# Is house wrap a good enough barrier



## jar546 (Sep 18, 2010)

Read chapter 3 then tell us what you think has to be done.

They want to pour the front porch concrete against this wrap where it is untreated OSB behind the wrap.  They already did it where they had to raise the foundation in that area because of an elevation mistake.


----------



## Yankee (Sep 18, 2010)

NO

and no and no


----------



## Daddy-0- (Sep 18, 2010)

Not compliant in my opinion.

Jeff, I appreciate all of the new posts. It is nice to have some fresh material. Thanks.


----------



## Rio (Sep 19, 2010)

No way is that per code and no way is that a good idea.


----------



## fatboy (Sep 19, 2010)

I agree on the no, no, no.........


----------



## jar546 (Sep 19, 2010)

This is what I left behind:


----------



## syarn (Sep 20, 2010)

is the house wrap also the flashing for the window to the left of the pink slip???


----------



## jar546 (Sep 20, 2010)

syarn said:
			
		

> is the house wrap also the flashing for the window to the left of the pink slip???


Nope, flashing not installed yet.  Still waiting to be called for the framing inspection.


----------



## Mac (Sep 20, 2010)

Can't quite read your notice - I think it says "Not no way, not no how".


----------



## Jobsaver (Oct 15, 2010)

Okay for deer camp only!


----------



## TimNY (Oct 15, 2010)

I've seen my fair share of head-shakers.. but you definitely have the market cornered...
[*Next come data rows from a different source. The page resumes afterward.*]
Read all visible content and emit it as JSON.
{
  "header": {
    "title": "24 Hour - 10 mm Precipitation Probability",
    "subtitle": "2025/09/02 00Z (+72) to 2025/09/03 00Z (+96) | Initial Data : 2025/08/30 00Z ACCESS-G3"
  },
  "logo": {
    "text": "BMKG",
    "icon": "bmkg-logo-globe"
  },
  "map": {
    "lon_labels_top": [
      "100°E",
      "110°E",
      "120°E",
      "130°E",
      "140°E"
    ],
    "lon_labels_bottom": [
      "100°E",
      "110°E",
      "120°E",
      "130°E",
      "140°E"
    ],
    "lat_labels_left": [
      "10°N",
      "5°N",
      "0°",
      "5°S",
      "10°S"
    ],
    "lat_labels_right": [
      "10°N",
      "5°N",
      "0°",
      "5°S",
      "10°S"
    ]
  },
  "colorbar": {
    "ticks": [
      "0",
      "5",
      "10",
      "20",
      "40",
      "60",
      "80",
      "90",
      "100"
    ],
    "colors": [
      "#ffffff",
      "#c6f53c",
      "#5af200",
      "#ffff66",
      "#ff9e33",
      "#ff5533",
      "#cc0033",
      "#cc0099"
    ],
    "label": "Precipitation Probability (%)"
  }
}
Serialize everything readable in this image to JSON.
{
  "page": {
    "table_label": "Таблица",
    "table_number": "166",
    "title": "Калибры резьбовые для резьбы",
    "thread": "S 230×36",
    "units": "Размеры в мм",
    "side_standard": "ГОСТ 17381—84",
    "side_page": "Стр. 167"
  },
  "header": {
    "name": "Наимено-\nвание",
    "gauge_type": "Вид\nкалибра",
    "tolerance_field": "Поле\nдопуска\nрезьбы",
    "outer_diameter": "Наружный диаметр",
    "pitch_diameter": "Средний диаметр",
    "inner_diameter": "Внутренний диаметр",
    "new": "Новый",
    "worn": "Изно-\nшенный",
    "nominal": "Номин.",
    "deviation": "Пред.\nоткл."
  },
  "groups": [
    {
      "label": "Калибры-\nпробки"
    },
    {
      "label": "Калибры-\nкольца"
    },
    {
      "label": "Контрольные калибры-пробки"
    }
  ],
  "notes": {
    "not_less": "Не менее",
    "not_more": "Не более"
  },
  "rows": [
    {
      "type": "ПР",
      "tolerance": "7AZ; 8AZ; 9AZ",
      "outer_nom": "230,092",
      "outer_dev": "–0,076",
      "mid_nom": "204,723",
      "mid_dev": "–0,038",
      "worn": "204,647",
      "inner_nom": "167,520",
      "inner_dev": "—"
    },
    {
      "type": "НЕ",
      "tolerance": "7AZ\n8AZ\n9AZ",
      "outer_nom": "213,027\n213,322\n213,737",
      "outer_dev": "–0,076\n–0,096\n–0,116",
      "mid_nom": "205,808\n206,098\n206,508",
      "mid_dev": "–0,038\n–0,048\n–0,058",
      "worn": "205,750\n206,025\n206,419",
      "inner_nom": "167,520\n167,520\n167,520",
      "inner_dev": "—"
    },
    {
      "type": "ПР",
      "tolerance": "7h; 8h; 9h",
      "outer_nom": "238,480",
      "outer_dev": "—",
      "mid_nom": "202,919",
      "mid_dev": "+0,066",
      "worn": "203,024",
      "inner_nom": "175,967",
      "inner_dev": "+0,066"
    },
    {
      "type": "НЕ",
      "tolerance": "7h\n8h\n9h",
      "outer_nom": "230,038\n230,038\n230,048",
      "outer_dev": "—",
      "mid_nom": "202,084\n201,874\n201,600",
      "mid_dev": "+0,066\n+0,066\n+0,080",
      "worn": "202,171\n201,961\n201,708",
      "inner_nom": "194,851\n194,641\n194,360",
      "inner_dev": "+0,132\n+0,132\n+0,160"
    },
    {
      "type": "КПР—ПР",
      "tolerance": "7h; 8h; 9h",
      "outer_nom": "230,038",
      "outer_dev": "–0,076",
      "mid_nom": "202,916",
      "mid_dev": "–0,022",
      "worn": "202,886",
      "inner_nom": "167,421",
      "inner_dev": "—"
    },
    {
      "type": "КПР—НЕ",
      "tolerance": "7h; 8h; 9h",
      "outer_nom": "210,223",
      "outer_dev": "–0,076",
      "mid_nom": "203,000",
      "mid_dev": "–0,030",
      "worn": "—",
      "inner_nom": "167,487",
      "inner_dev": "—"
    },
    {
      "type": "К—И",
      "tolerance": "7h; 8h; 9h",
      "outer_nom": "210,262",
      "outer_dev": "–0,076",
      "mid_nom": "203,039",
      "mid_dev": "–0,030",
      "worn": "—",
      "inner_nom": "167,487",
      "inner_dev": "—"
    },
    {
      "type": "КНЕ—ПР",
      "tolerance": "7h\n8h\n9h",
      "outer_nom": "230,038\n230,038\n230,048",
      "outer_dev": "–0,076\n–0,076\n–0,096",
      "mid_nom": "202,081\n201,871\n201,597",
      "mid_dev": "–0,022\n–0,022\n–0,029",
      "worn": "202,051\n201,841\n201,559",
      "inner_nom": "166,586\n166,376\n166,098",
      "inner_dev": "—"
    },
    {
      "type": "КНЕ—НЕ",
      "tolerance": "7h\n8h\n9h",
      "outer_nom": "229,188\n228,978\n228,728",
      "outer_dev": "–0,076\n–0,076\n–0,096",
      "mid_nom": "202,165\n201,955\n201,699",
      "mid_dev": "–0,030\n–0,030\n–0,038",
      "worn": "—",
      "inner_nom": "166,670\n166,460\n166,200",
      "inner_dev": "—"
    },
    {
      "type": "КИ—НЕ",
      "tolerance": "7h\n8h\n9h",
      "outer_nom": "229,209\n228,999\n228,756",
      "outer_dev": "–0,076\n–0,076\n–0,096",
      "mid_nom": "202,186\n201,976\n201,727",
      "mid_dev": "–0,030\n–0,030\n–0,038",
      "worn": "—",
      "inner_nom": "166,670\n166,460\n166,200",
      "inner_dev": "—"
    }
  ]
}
I have never seen anything like that.


----------



## JBI (Oct 15, 2010)

Have you been sneaking over the Delaware on weekends for these???


----------



## Bootleg (Oct 15, 2010)

Why not install metal flashing?


----------



## peach (Oct 16, 2010)

so wrong, so very wrong... why did they make an "elevation mistake" in the first place?


----------



## RJJ (Oct 16, 2010)

NO! it is not enough protection.


----------



## Pcinspector1 (Oct 18, 2010)

jar,

am I reading your report correctly, DO NOT POUR CONCRETE UNTIL I GET BACK FROM DEER HUNTING! Man your tough on em!

pc1


----------



## beach (Oct 21, 2010)

Careful if they come back with a roll of aluminum flashing to use........... concrete and aluminum don't mix


----------